1987 mystery, first in the Carlotta Carlyle series. Carlotta was in
the Boston Police, but left for reasons which aren't yet clear; now
she's a private eye without clients. Then a nice old lady, worried
about what's happened to her brother, offers her a bundle of cash to
look into the matter…
I picked this up in the same second-hand bundle as It's Murder,
My Son, and found it fascinating to see the difference in the
authors' approach to the first book of what's very evidently planned
to be a series. As before, there is obvious pipe-laying going on here
with the introduction of a number of well-observed characters who are
presumably going to recur in future books. But Carlotta isn't
undergoing a massive change of lifestyle; she's known these people for
a while, so the reader must effectively be introduced to them without
provoking a pointless in-character reminiscence. That works here, and
I got the sense of coming in to an ongoing situation rather than of
everybody having been waiting in the author's head until it was their
turn to walk on stage.
There's a solid feeling of Boston here, which reminded me of
Margaret Ronald's Spiral Hunt. Lots of people set books in Boston,
and even talk about landmarks, but both Barnes and Ronald make the
place feel real in a way that even I (having only visited once or
twice) can tell comes from a genuine knowledge of and love for the
city.
The main case deals with the daftness of NORAID and "Irish
sympathisers" who've never even seen the country they claim to love,
and makes a solid and subtle point about subversion that I'm going to
appropriate for game plots. There's a side plot dealing with a
time-share offer that's clearly too good to be true, but finding out
how it's too good is a challenge in itself… and an opportunity.

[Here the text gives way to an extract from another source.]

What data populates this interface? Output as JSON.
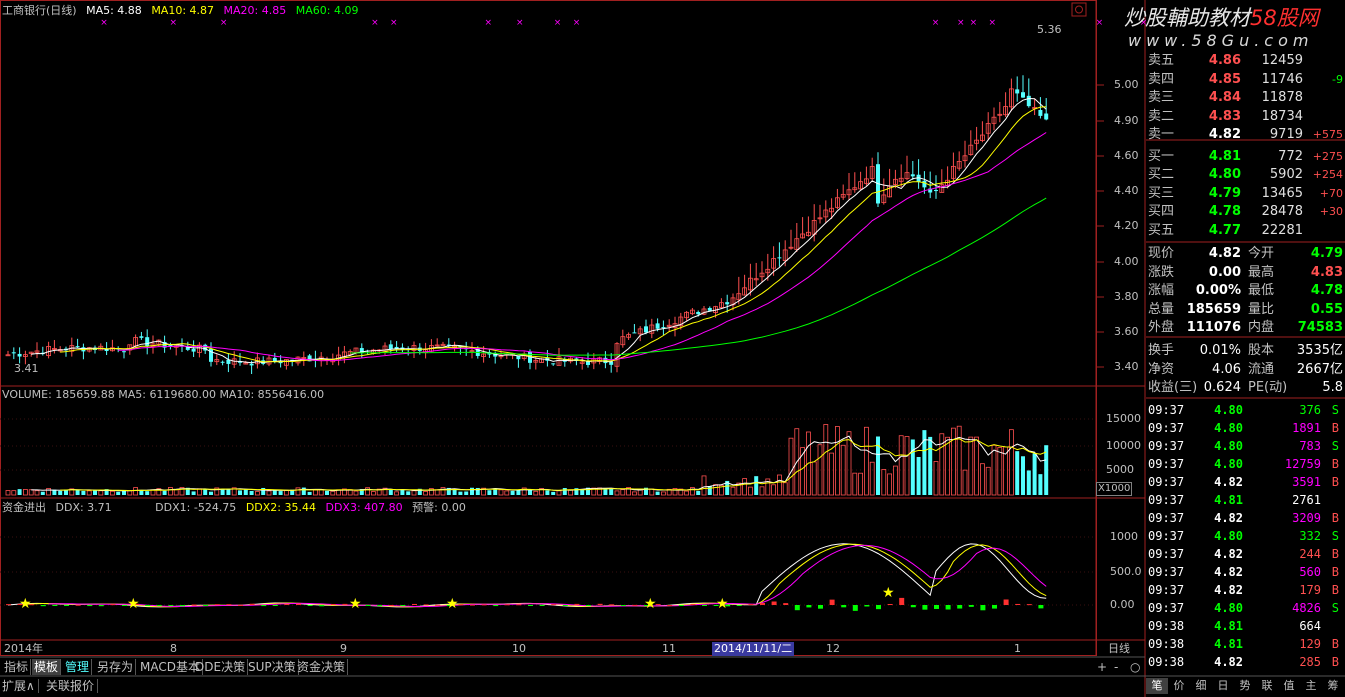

I like Carlotta. She has friends, and allows them to use their talents
to help when she's got in over her head. Sure, she has to do a fair
bit of walking alone down the mean streets… but if she can arrange to
have some backup, she most certainly will.
One might get a sense of Carlotta having been put together from a box
of attributes – very tall, ex-cop, redhead, has a cat, crazy artist
roommate, adopted "little sister" in the bad part of town – but Barnes
manages to slot all those together into an cohesive personality.
The book doesn't coruscate, but it has a quiet excellence that
surprised and pleased me. Followed by The Snake Tattoo.